05/06/2013
IPI  Mercadoria Furtada ou Roubada

IPI  Mercadoria Furtada ou Roubada

Por Laudelino João da Veiga Netto em 4 de junho de 2013


RECURSO ESPECIAL Nº 1.203.236  RJ (2010D0130119-5)


RELATOR : MINISTRO HERMAN BENJAMIN
RECORRENTE : SOUZA CRUZ TRADING SDA
ADVOGADO : SERGIO BERMUDES E OUTRO(S)
ADVOGADOS : JANAÍNA CASTRO DE CARVALHO KALUME
SÉLEO DE ANDRADE BARBOSA PAIVA E OUTRO(S)
EDUARDO ANTONIO LUCHO FERRÃO
RECORRIDO : FAZENDA NACIONAL
PROCURADOR : PROCURADORIA-GERAL DA FAZENDA NACIONAL

EMENTA

PROCESSUAL CIVIL E TRIBUTÁRIO. OFENSA AO ART. 535 DO CPC NÃO CONFIGURADA. IPI. FATO GERADOR. MOMENTO TEMPORAL. FURTODROUBO. TRADIÇÃO. CONDIÇÃO RESOLUTÓRIA. CAPACIDADE CONTRIBUTIVA SUBJETIVA. EXAÇÃO INDEVIDA.

1. A empresa ajuizou Ação Ordinária com o intuito de anular lançamentos de IPI sobre mercadorias (cigarros) destinadas à exportação que foram furtadas. O Juízo de 1º grau julgou improcedente o pedido, tendo sido mantida a sentença pelo Tribunal Regional Federal

2. Não se configura a ofensa ao art. 535 do Código de Processo Civil, uma vez que o Tribunal de origem julgou integralmente a lide e solucionou a controvérsia, tal como lhe foi apresentada.

3. Em relação ao mérito, esta Turma se posicionara inicialmente no sentido de que o roubo ou furto de mercadorias é risco inerente à atividade do industrial produtor. Se roubados os produtos depois da saída (implementação do fato gerador do IPI), deve haver a tributação, não tendo aplicação o disposto no art. 174, V, do RIPI-983. (REsp 734.403DRS, Rel. Ministro Mauro Campbell Marques, Segunda Turma, DJe 6.10.2010). Nessa oportunidade, fiquei vencido ao lado do Eminente Ministro Castro Meira, cujas considerações ali feitas motivaram aqui maior reflexão sobre a justiça de onerar o contribuinte com tributação que não corresponde ao proveito decorrente da operação. Tais observações prevalecem nos seguintes termos:

4. O fato gerador do IPI não é a saída do produto do estabelecimento industrial ou a ele equiparado. Esse é apenas o momento temporal da hipótese de incidência, cujo aspecto material consiste na realização de operações que transfiram a propriedade ou posse de produtos industrializados.

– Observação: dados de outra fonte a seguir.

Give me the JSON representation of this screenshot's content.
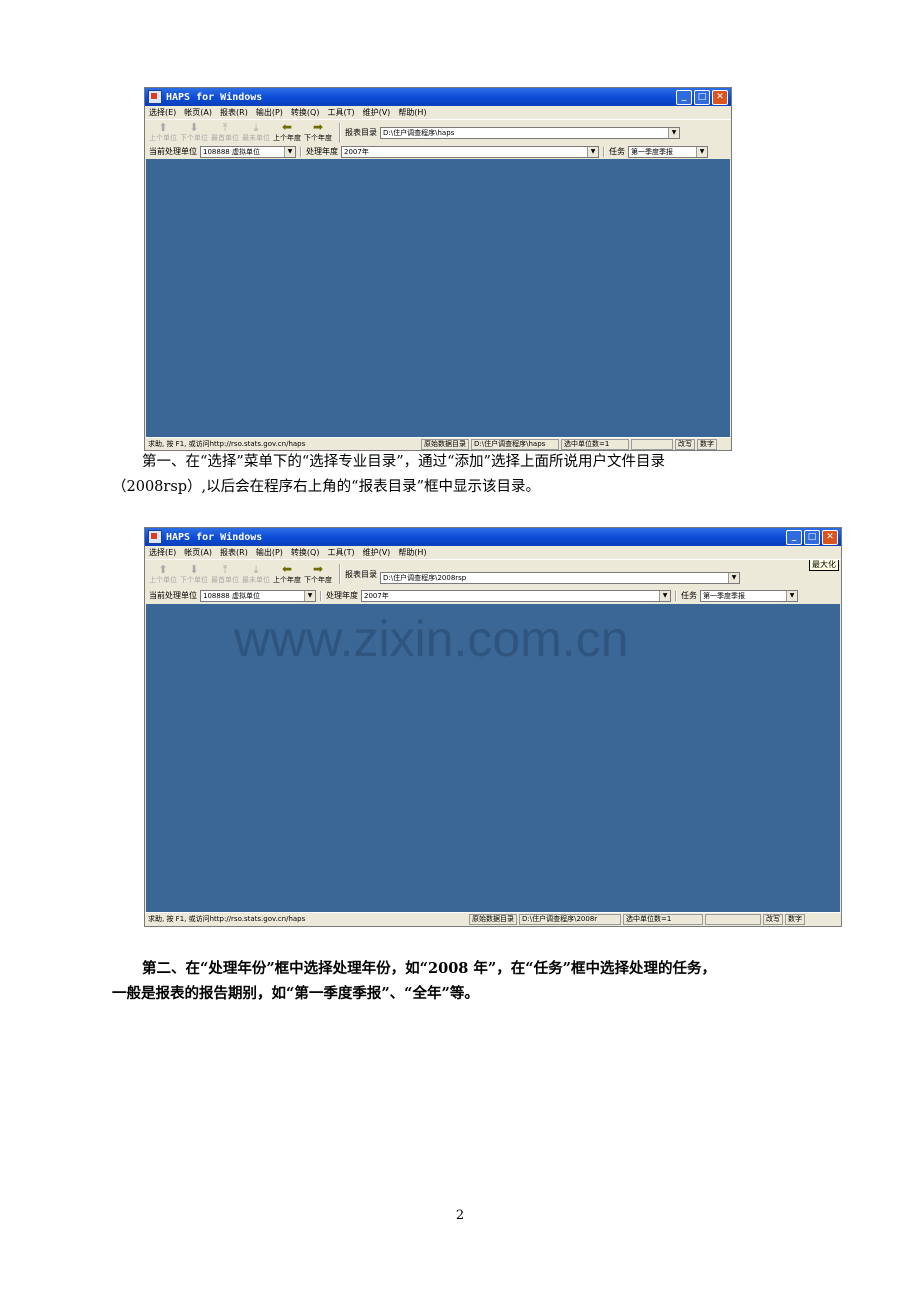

5. Não se pode confundir o momento temporal do fato gerador com o próprio fato gerador, que consiste na realização de operações que transfiram a propriedade ou posse de produtos industrializados.

6. A antecipação do elemento temporal criada por ficção legal não torna definitiva a ocorrência do fato gerador, que é presumida e pode ser contraposta em caso de furto, roubo, perecimento da coisa ou desistência do comprador.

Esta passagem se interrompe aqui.